Ella no sabía por qué su esposo la golpeaba. Casi todos los días le pegaba. Las más de las veces era una bofetada nada más, o dos, pero otras veces le daba con el puño cerrado hasta hacerla sangrar, o la tiraba al suelo y ahí la pateaba hasta que quedaba exhausto.

Ella no sabía por qué su esposo la golpeaba. Yo sí lo sé: aquel hombre golpeaba a su mujer porque en el trabajo él recibía golpes de los que no se dan con las manos o los pies: humillaciones; burlas; reprensiones inmerecidas; órdenes irracionales que debía cumplir; trabajo extra al que no se podía negar... Por eso se desquitaba con su esposa: la golpeaba como le habría gustado golpear al gerente de la empresa o a su propietario.

Los hijos se espantaban cuando veían a su padre golpear a la mamá. Corrían a esconderse, y contenían el llanto, pues también ellos eran golpeados si lloraban. A nadie le contaban lo que en su casa sucedía. La madre les había dicho que eso nadie lo debía saber. Ocultaba ella sus golpes, o los explicaba diciendo que se había tropezado, al caminar en la oscuridad, contra una puerta.

En los libros hallaba consuelo la señora. Le gustaba leer sobre todo los que trataban de Historia Universal. Su esposo no aprobaba esas lecturas, y si la veía con un libro en las manos se lo quitaba y lo arrojaba con furia contra la pared. Leer no era cosa para mujeres, le decía. Por eso ella leía nada más cuando el esposo estaba ausente. Así leyó la “Vida de Napoleón Bonaparte” escrita por Ducruy. La leyó y la releyó...

Un día el hombre enfermó. Varios días guardó cama, víctima de una fuerte indisposición estomacal.

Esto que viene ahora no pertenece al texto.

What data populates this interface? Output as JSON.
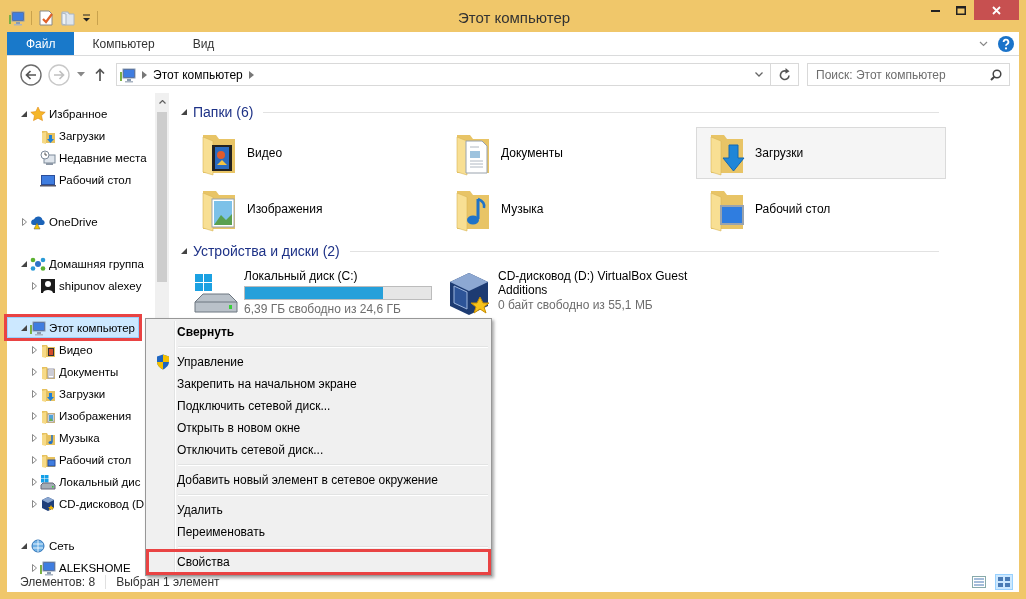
{
  "window": {
    "title": "Этот компьютер"
  },
  "ribbon": {
    "tabs": [
      {
        "label": "Файл",
        "kind": "file"
      },
      {
        "label": "Компьютер",
        "kind": "tab"
      },
      {
        "label": "Вид",
        "kind": "tab"
      }
    ]
  },
  "address": {
    "path": [
      "Этот компьютер"
    ]
  },
  "search": {
    "placeholder": "Поиск: Этот компьютер"
  },
  "navigation": {
    "items": [
      {
        "label": "Избранное",
        "kind": "star",
        "expanded": true,
        "selected": false,
        "highlighted": false,
        "children": [
          {
            "label": "Загрузки",
            "kind": "downloads",
            "selected": false,
            "highlighted": false
          },
          {
            "label": "Недавние места",
            "kind": "recent",
            "selected": false,
            "highlighted": false
          },
          {
            "label": "Рабочий стол",
            "kind": "desktop",
            "selected": false,
            "highlighted": false
          }
        ]
      },
      {
        "label": "OneDrive",
        "kind": "cloud",
        "expanded": false,
        "selected": false,
        "highlighted": false
      },
      {
        "label": "Домашняя группа",
        "kind": "homegroup",
        "expanded": true,
        "selected": false,
        "highlighted": false,
        "children": [
          {
            "label": "shipunov alexey",
            "kind": "user",
            "expanded": false,
            "selected": false,
            "highlighted": false
          }
        ]
      },
      {
        "label": "Этот компьютер",
        "kind": "computer",
        "expanded": true,
        "selected": true,
        "highlighted": true,
        "children": [
          {
            "label": "Видео",
            "kind": "video",
            "expanded": false,
            "selected": false,
            "highlighted": false
          },
          {
            "label": "Документы",
            "kind": "documents",
            "expanded": false,
            "selected": false,
            "highlighted": false
          },
          {
            "label": "Загрузки",
            "kind": "downloads",
            "expanded": false,
            "selected": false,
            "highlighted": false
          },
          {
            "label": "Изображения",
            "kind": "pictures",
            "expanded": false,
            "selected": false,
            "highlighted": false
          },
          {
            "label": "Музыка",
            "kind": "music",
            "expanded": false,
            "selected": false,
            "highlighted": false
          },
          {
            "label": "Рабочий стол",
            "kind": "desktop-folder",
            "expanded": false,
            "selected": false,
            "highlighted": false
          },
          {
            "label": "Локальный дис",
            "kind": "hdd",
            "expanded": false,
            "selected": false,
            "highlighted": false
          },
          {
            "label": "CD-дисковод (D",
            "kind": "cd",
            "expanded": false,
            "selected": false,
            "highlighted": false
          }
        ]
      },
      {
        "label": "Сеть",
        "kind": "network",
        "expanded": true,
        "selected": false,
        "highlighted": false,
        "children": [
          {
            "label": "ALEKSHOME",
            "kind": "pc",
            "expanded": false,
            "selected": false,
            "highlighted": false
          }
        ]
      }
    ]
  },
  "content": {
    "sections": [
      {
        "title": "Папки (6)",
        "kind": "folders",
        "expanded": true,
        "items": [
          {
            "name": "Видео",
            "kind": "video",
            "selected": false
          },
          {
            "name": "Документы",
            "kind": "documents",
            "selected": false
          },
          {
            "name": "Загрузки",
            "kind": "downloads",
            "selected": true
          },
          {
            "name": "Изображения",
            "kind": "pictures",
            "selected": false
          },
          {
            "name": "Музыка",
            "kind": "music",
            "selected": false
          },
          {
            "name": "Рабочий стол",
            "kind": "desktop-folder",
            "selected": false
          }
        ]
      },
      {
        "title": "Устройства и диски (2)",
        "kind": "drives",
        "expanded": true,
        "items": [
          {
            "name": "Локальный диск (C:)",
            "kind": "hdd",
            "level": 0.74,
            "free": "6,39 ГБ свободно из 24,6 ГБ",
            "selected": false
          },
          {
            "name": "CD-дисковод (D:) VirtualBox Guest Additions",
            "kind": "cd",
            "free": "0 байт свободно из 55,1 МБ",
            "selected": false
          }
        ]
      }
    ]
  },
  "context_menu": {
    "items": [
      {
        "label": "Свернуть",
        "kind": "default",
        "highlighted": false
      },
      {
        "kind": "separator"
      },
      {
        "label": "Управление",
        "kind": "admin",
        "highlighted": false
      },
      {
        "label": "Закрепить на начальном экране",
        "kind": "item",
        "highlighted": false
      },
      {
        "label": "Подключить сетевой диск...",
        "kind": "item",
        "highlighted": false
      },
      {
        "label": "Открыть в новом окне",
        "kind": "item",
        "highlighted": false
      },
      {
        "label": "Отключить сетевой диск...",
        "kind": "item",
        "highlighted": false
      },
      {
        "kind": "separator"
      },
      {
        "label": "Добавить новый элемент в сетевое окружение",
        "kind": "item",
        "highlighted": false
      },
      {
        "kind": "separator"
      },
      {
        "label": "Удалить",
        "kind": "item",
        "highlighted": false
      },
      {
        "label": "Переименовать",
        "kind": "item",
        "highlighted": false
      },
      {
        "kind": "separator"
      },
      {
        "label": "Свойства",
        "kind": "item",
        "highlighted": true
      }
    ]
  },
  "status_bar": {
    "item_count": "Элементов: 8",
    "selection": "Выбран 1 элемент"
  }
}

-Gastritis –dijo el médico.

Recetó algunos medicamentos; ordenó a su paciente que no comiera alimentos irritantes y le aconsejó beber leche, mucha leche.

Cedió el malestar, pero se repitió a poco. El hombre sentía fuertes dolores de estómago, intensas náuseas repentinas.

-Gastritis crónica –dictaminó el doctor.

Volvió a recetar medicamentos –los mismos– y aconsejó al enfermo que bebiera leche, mucha leche.

Dos años le duró al individuo aquel padecimiento. Al cabo de ese tiempo falleció. En el ataúd se veía consumido; tenía la piel de un gris verdoso, ceniciento. Con su muerte –como sucede en muchos casos– la esposa floreció. Fue otra. Después del obligado luto se dedicó a visitar a sus hermanas, a sus amigas, a su madre. Antes no las veía casi, pues su marido no le daba permiso de salir. Aprendió a jugar un juego de cartas llamado “canasta uruguaya”, que entonces estaba muy de moda, y los sábados iba con sus amigas al Cinema “Palacio” y veía dos películas de estreno, americanas. Sus hijos se casaron; ella gozó la felicidad de ser abuela, y vivió contenta y feliz muchos años, hasta su muerte. En el ataúd se veía como dormida, con una sonrisa plácida en los labios.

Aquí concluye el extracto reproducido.